El Rocio, Huelva
The Castle at Jimena de la Frontera, Cadiz
Towards Gibraltar from Palmones, Cadiz
Casares White Village, Malaga

The cities, towns and villages of Andalucia

Each of the provinces has a capital city from which the province takes its name. Andalucia is justly proud of the cultural heritage, architecture and history displayed in these cities that is reflected in the numerous parks, museums and galleries. Any of the eight capital cities, Huelva, Cadiz, Seville, Cordoba, Jaen, Malaga, Granada or Almeria offers unique experiences for the discerning traveller. It is easy to spend at least a few days in each one and many are worth repeat visits to really get to know the city. We should mention the British Overseas Territory of Gibraltar. Some will say that Gibraltar is not part of Andalucia. Politically it is not, geographically it is and since Gibraltar is firmly attached to Andalucia and has so much to offer we are taking the geographical and geological view.

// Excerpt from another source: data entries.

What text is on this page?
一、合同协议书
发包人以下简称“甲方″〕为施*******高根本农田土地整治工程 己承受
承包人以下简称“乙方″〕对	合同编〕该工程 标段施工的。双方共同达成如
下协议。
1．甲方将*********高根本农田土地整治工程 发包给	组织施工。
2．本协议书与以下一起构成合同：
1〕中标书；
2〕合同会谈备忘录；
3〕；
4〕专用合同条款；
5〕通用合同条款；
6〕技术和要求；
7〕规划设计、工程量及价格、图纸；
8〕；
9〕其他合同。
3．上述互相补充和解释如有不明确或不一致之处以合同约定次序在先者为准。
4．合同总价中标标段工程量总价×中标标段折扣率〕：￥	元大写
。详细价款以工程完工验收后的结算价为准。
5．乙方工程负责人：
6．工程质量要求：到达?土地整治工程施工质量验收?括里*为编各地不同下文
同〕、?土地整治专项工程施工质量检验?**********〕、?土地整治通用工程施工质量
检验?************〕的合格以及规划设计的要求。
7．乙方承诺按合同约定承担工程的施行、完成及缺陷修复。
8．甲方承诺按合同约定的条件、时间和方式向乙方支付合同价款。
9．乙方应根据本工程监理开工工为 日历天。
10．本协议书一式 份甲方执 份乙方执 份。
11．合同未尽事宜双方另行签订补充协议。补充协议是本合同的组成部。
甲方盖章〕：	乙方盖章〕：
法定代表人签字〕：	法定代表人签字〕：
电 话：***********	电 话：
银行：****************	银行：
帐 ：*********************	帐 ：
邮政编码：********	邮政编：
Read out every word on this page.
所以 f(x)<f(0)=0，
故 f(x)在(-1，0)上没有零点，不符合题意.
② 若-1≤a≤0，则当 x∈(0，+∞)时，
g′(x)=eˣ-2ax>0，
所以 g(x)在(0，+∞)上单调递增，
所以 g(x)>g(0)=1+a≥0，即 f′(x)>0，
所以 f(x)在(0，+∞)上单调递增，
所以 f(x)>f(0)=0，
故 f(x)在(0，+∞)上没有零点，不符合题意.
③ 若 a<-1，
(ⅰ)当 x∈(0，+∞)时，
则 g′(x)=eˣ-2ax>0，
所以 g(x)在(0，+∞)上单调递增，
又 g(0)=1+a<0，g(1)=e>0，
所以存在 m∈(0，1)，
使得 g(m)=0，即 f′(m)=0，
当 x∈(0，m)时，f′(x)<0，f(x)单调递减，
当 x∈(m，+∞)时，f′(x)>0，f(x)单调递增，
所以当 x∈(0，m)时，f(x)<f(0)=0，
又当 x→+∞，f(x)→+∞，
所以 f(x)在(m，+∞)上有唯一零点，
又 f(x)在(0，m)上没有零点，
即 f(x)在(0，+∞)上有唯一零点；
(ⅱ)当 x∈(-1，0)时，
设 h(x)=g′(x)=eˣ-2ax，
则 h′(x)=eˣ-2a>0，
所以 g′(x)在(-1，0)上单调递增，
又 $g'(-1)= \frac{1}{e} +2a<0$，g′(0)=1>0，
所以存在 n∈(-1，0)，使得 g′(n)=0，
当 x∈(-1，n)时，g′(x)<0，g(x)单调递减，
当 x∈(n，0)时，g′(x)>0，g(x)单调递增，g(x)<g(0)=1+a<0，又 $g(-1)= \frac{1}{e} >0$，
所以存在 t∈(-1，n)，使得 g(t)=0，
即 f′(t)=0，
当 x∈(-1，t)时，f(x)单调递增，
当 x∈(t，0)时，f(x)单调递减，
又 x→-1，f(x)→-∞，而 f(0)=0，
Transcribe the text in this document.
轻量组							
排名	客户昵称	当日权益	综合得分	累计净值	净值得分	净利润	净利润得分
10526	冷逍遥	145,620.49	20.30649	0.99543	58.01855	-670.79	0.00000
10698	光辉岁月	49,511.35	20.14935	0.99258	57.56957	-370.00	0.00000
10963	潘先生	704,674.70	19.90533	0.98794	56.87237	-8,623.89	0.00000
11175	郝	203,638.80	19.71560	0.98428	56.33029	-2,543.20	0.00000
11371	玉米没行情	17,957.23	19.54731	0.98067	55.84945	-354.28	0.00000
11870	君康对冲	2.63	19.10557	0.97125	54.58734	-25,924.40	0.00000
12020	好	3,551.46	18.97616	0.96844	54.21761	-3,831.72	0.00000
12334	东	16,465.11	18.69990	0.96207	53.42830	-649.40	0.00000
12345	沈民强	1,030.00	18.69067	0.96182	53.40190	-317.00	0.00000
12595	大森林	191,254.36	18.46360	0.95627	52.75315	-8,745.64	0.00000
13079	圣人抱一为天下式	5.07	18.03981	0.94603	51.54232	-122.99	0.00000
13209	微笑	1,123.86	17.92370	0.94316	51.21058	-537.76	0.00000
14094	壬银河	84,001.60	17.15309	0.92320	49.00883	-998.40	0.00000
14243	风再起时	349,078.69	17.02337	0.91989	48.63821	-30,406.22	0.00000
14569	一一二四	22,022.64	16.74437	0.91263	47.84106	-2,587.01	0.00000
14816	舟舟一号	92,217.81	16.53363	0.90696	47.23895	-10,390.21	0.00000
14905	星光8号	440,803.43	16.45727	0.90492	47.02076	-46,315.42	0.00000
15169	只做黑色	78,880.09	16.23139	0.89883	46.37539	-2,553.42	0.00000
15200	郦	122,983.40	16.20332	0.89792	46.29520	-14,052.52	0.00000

The towns and villages of Andalucia are no less interesting. From small fishing villages located on the coast, still employing techniques that originated thousands of years ago, to the famous sun baked white villages perched on rocky buttresses in the mountainous hinterland. The suffix ‘de la Frontera’ indicates the town or village was, sometime between the arrival of the Moors in 704AD and their eventual demise in 1492, on the ever fluctuating boundary between Moorish and Christian territory. Most towns and villages have their own local ethnographical and history and archaeological museums, all worth a visit. Many of the towns still retain defensive walls that contain a way of life unchanged for hundreds of years. You will find that each makes its own contribution to the culture and culinary repertoire of the provinces.

Andalucia is still a rural area. Its agricultural industries, though modernised, are unchanged since Neolithic times and now supply meat, fish, fruit and vegetables throughout Spain, to many countries in Europe. You will see vast areas of olive groves in Jaen, acres of plastic greenhouse in Almeria, hectares of vines in Malaga and cork oak forests in Seville and Cordoba. The mountainous terrain in Granada is noted for its pigs that produce the serrano jamon, morcilla and chorizo sausages. Whilst in the area try the much sought after white prawns and crayfish of Huelva washed down with a dry sherry from Cadiz.